O oídio da soja é uma doença de distribuição mundial. O patógeno, Microsphaera diffusa Cooke & Peck, é um parasita obrigatório que se desenvolve em toda a parte aérea da soja, incluindo folhas, hastes, pecíolos e vagens e se caracteriza por um crescimento superficial, de cor branca ou cinza claro e aspecto pulverulento, constituído pelo micélio denso e esporos do fungo (Sartorato & Yorinori, 2001). Segundo Tanaka et al. (1993), no Brasil, a doença foi constatada a campo no início dos anos 80 apresentando importância econômica a partir da safra 1995/96. É observado principalmente em casa de vegetação e campo em cultivares tardias na Região Sul, nas regiões altas dos Cerrados, em altitudes acima de 800 m e em cultivos de inverno sob irrigação com pivô central, para multiplicação de semente na entressafra. O primeiro ano de epidemia de oídio no Brasil resultou em perdas médias nas cultivares suscetíveis estimadas entre 15 e 20%, com extremos variando de 50 a 60% (Sartorato & Yorinori, 2001). Poucos estudos foram realizados sobre os efeitos do aumento da concentração de CO2 atmosférico sobre doenças de plantas (Ghini, 2005). Considerando a importância da cultura para o país, o presente trabalho teve como objetivo avaliar o efeito do aumento da concentração de CO2 atmosférico sobre a severidade do oídio da soja, o crescimento das plantas e a produção de nódulos, utilizando cultivares com diferentes níveis de resistência ao patógeno.

MATERIAL E MÉTODOS

Estufas de topo aberto

Para avaliar o efeito do CO2 sobre o oídio da soja foram utilizadas estufas de topo aberto ("open-top chambers", OTC), com 1,9 m de diâmetro e 2 m de altura, equipadas com um redutor de abertura do topo para deflexionar o ar e prevenir a diluição da concentração desejada de CO2 dentro da estufa. As OTCs foram construídas com estrutura de tubo de ferro fosfatizado esmaltado (1 cm de diâmetro e 1,2 mm de espessura de parede) e laterais de filme de polietileno transparente, espessura de 150 µm, com tratamento contra raios ultravioleta. O experimento foi conduzido na área experimental da Embrapa Meio Ambiente, localizada na cidade de Jaguariúna SP (latitude 22° 41’ sul, longitude 47° W. Gr.), entre o período de julho a outubro de 2007.

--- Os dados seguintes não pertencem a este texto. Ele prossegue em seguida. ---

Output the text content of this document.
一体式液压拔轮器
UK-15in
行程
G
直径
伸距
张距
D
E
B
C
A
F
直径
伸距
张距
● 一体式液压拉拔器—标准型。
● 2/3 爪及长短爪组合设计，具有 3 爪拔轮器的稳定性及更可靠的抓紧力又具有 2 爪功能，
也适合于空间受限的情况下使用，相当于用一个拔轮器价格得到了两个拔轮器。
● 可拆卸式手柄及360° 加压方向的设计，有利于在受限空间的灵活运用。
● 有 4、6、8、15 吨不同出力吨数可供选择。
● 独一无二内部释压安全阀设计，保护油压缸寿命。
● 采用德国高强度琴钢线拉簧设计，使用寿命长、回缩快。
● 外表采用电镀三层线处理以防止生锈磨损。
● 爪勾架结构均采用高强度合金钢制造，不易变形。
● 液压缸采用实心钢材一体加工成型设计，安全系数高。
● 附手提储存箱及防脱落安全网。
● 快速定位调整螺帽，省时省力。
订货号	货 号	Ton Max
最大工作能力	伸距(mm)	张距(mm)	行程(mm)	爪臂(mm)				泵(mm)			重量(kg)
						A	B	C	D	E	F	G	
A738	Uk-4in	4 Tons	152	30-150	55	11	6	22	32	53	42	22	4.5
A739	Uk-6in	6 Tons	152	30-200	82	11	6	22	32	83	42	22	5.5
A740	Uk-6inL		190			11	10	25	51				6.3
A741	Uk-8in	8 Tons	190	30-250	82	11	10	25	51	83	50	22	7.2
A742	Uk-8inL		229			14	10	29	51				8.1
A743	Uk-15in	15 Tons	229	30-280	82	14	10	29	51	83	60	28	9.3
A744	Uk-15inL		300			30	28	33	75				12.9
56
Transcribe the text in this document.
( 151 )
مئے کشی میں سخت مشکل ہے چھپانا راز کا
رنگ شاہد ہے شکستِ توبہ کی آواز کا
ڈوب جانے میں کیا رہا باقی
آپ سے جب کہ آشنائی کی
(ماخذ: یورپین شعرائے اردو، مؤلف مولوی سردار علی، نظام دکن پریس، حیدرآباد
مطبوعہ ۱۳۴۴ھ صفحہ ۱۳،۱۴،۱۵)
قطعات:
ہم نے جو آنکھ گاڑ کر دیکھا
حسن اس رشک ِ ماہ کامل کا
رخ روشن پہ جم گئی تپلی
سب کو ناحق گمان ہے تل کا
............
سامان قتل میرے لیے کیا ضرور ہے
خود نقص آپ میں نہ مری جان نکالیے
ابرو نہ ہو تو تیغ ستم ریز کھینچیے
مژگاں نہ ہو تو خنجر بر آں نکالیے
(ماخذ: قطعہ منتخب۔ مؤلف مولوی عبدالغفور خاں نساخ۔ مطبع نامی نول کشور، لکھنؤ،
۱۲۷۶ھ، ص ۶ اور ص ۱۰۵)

Tubos (5 mm de diâmetro) enterrados na profundidade de 15 cm, com a extremidade instalada no centro das parcela na altura de 50 cm do solo, conduziram as amostras de ar para análise. O monitoramento da concentração de CO2 foi efetuado com o auxílio de um analisador infravermelho de gás (IRGA, marca P. P. Systems, modelo WMA-4, 0 a 2000 ppm), que forneceu as informações para um multiplexador de corrente (marca Campbell Scientific, modelo SDM CD16AC) que regulou a abertura de válvulas para injeção de CO2 na estufa (tratamento E+CO2). O CO2 puro foi injetado contra um ventilador para assegurar uma mistura adequada até a altura de 50 cm do solo. Estufas semelhantes à descrita, sem injeção de CO2, foram utilizadas para comparações em condições de atmosfera atual (tratamento E). Além disso, parcelas sem a estufa (tratamento T) foram utilizadas como testemunha para verificar os efeitos da estrutura das OTCs. O experimento constituiu-se de três blocos casualizados, sendo cada bloco composto por três parcelas, e cada parcela representava um tratamento (E+CO2, E e T).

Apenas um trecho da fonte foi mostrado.